Two individuals on Twitter, who report competing as football players at Redlands, had troubling claims in light of this incident. Noah Rajaa described his experience under Maynard as “terrible,” making no specific accusation of racism. Another alumnus, citing his experience as a student athlete in 2017, said that Maynard required him to take a drug test for missing a workout because of the death of his uncle, suggesting that white athletes did not face the same scrutiny.
Yet, the testimonies were not one-sided. Coming to his defense, Tam Berhe, an African-American attorney who reported playing under Maynard from 2006-2010, described him as always being an ally. According to Berhe, Maynard helped advance diversity on the team.
Student athlete Devin Escobedo ‘23 called Maynard a mentor of “integrity, humility, and respect,” saying that nothing could negate the positive impact he’s had on students.

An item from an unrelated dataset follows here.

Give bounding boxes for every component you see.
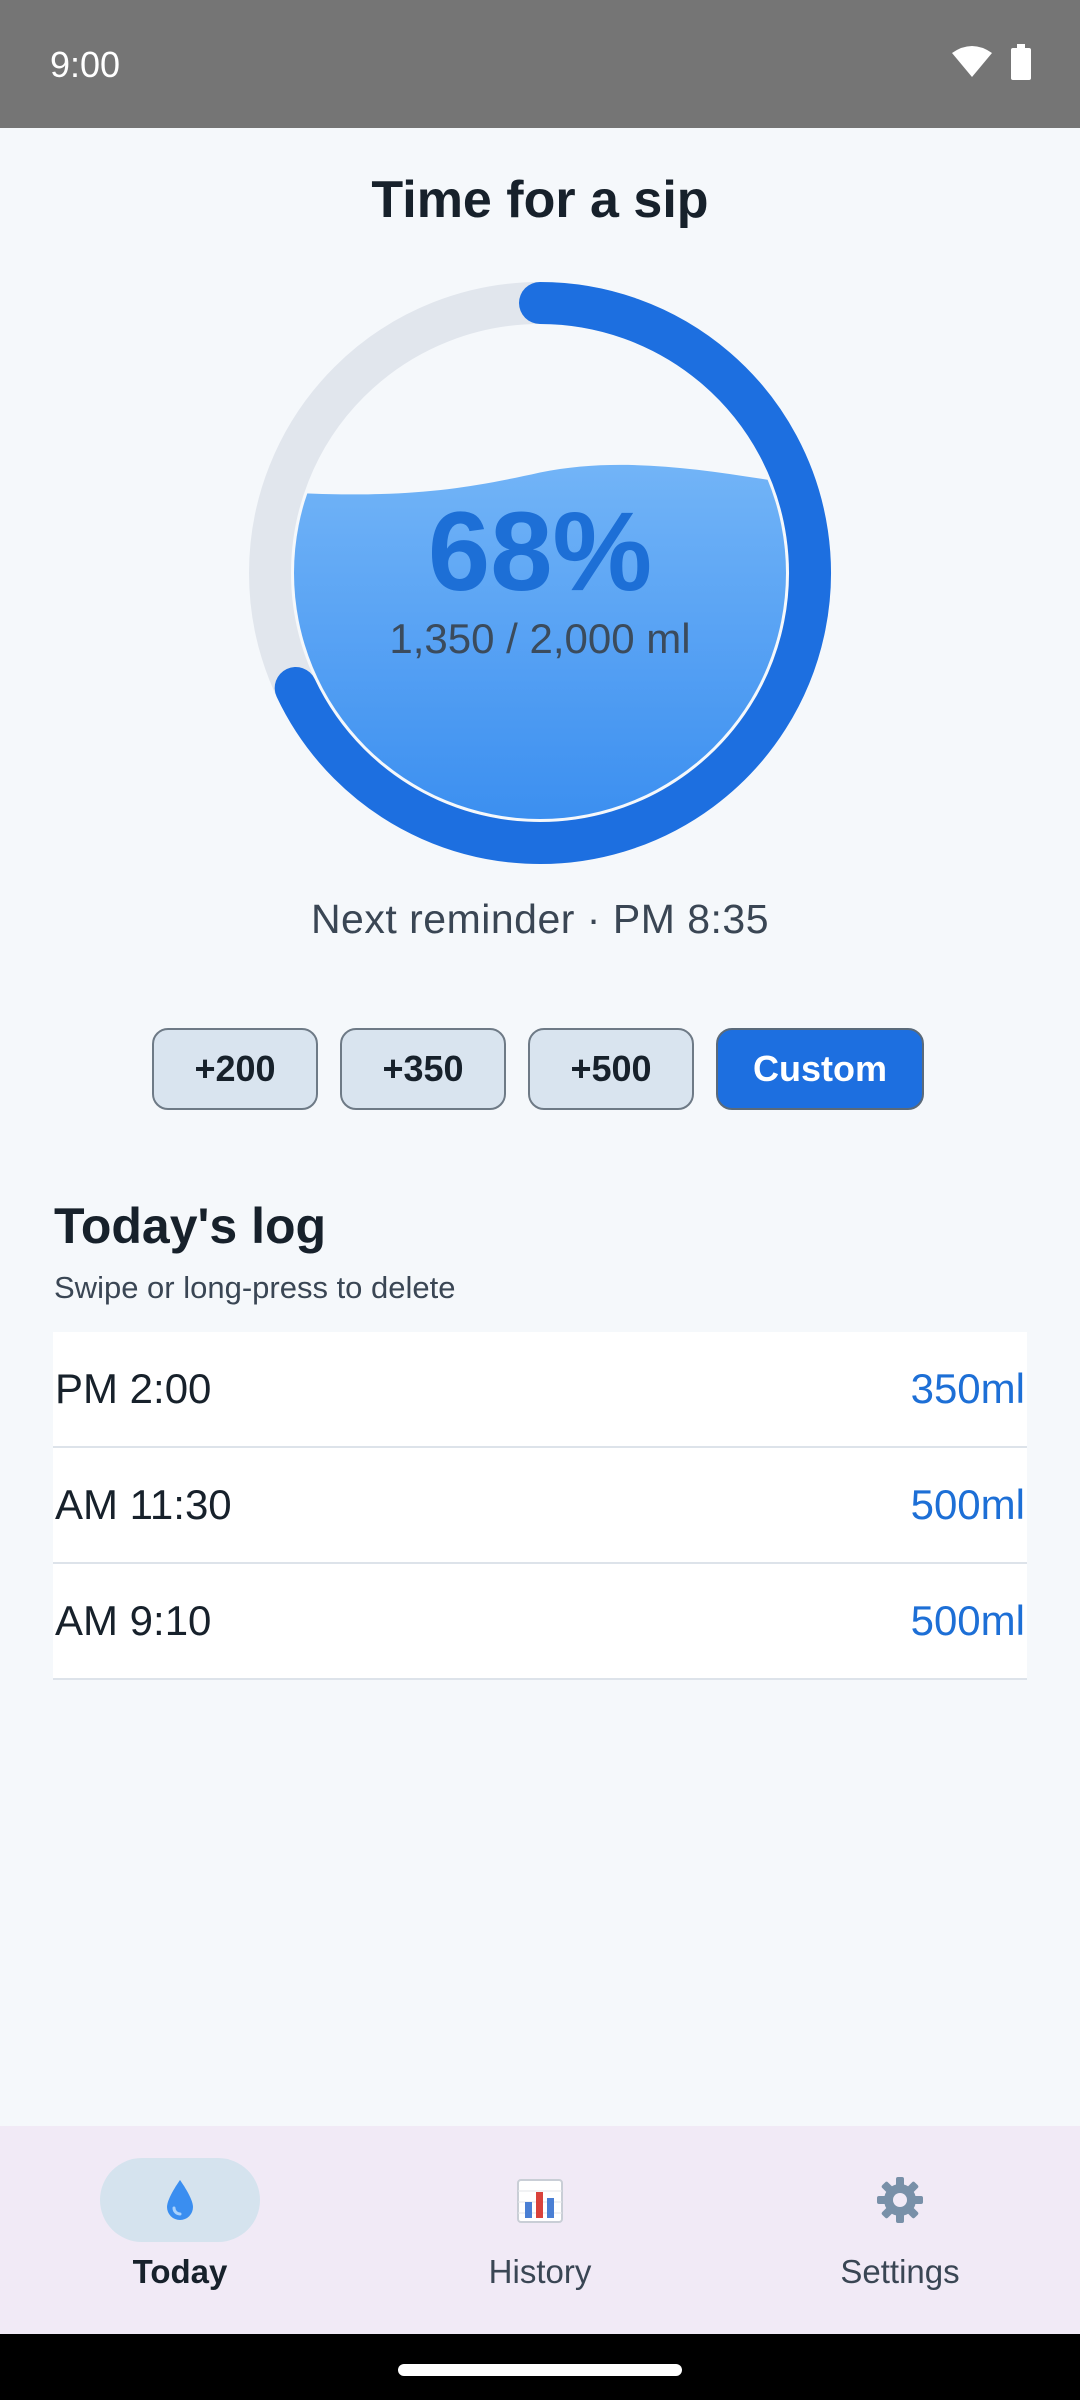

A counterpetition, started by someone listed only as ‘Esteban V,’ has surpassed the current count of the original. As of Wednesday afternoon, both are approaching 1,400 signatures.
The Bulldog reached out to Coach Maynard about the original intent of his Tweet but he has not yet responded.
USA Today reported that Maynard apologized on Twitter last Wednesday, though his statements can no longer be located.
“Let me apologize for an unintentional reply I made (in error) to a friend who messaged to tell me to be careful, stay inside and defend my property. Those who know me know that I believe in Criminal Justice Reform and that all men are created in that awesome likeness of God,’’ Maynard said.
The controversy is being investigated by the University, which has placed him on administrative leave. Jeff Martinez, the Director of Athletics, addressed the Tweet on Saturday, June 6, labeling it as contrary to the values of the U of R.
“We must be unified in our commitment to the work that makes change happen. Work that makes our world better, richer, wiser, and just. It is our shared responsibility as coaches, staff, and student-athletes to listen to each other, to be heard by all, and to make a difference for the greater good,” Martinez said.
Christopher Jones Jr., the recently-hired Senior Diversity and Inclusion Officer, agreed to conduct a formal review of Maynard’s statements. The result of that inquiry will influence whether or not Maynard has a role in the future of Bulldog athletics.